David Letterman devoted the opening monologue on his June 17 late-night TV show to a weighty issue—Atlanta Braves reliever Terry Forster. "The fattest man in all of professional sports," said Letterman, who had caught a Braves game on TV the previous weekend. "I mean the guy is a balloon. He must weigh 300 pounds. The guys doing the ball game. Skip Caray and Ernie Johnson, not once do they mention that this guy is enormous. They pretend the guy couldn't be in better shape.
"He is a L-O-A-D. Not once, when they see this mammoth figure, this silo, get up in the bullpen...I just want them to say 'Terry Forster's warming up, he's a lefthander, an ERA of 3.5...what a fat tub of goo.' Nobody says a thing. It ruined my weekend."
Forster took the heavy jokes lightly. "My wife says worse things than that." But the other vital stats bothered him. The 6'4" veteran's ERA (1.26) is actually lower than his weight (250). "I wish he'd gotten it right."

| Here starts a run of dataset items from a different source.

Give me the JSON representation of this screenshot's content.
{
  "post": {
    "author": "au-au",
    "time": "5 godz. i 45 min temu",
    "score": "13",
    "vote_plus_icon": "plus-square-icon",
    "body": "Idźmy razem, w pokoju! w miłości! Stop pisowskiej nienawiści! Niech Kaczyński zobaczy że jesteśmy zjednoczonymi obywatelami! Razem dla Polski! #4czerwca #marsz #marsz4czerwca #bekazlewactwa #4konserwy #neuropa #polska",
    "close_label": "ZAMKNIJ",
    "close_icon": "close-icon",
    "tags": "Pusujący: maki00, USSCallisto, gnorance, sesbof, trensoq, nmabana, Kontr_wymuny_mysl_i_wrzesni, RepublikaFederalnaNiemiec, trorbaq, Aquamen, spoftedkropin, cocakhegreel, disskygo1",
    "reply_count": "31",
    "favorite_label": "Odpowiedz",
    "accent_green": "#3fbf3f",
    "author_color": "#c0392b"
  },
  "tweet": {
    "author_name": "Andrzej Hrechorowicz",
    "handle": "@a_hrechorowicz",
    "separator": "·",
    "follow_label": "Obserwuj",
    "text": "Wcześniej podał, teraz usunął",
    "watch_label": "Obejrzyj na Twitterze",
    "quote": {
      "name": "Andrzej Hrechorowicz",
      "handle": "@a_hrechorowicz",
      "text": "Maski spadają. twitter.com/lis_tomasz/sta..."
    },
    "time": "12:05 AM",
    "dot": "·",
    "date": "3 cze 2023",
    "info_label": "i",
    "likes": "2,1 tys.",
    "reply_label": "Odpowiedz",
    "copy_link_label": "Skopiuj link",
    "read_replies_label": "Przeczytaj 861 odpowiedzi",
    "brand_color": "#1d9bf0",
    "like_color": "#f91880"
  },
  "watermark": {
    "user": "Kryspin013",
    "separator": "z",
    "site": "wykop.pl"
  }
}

Until this flabbergasting assault, Forster had survived 14½ major league seasons without much distinction—dubious or otherwise. Now he's being deluged with commercial offers from pizza and potato chip firms. And on July 29 he'll get a chance to right the scales of justice with an appearance on Letterman's program.
June 30, 1985
The svelte talk-show host may not realize what he's up against in Forster—a lover of chicken tacos with a sharp, if self-deprecating, wit. He'll try to hurl a few verbal zingers by Dave. "I wonder what's bigger, his mouth or my stomach," said Forster, warming up. Letterman may even help the faltering Braves' attendance. "If you get a chance, ladies and gentlemen," said Letterman, "[Forster] might be worth renting a bus and driving to Atlanta to see."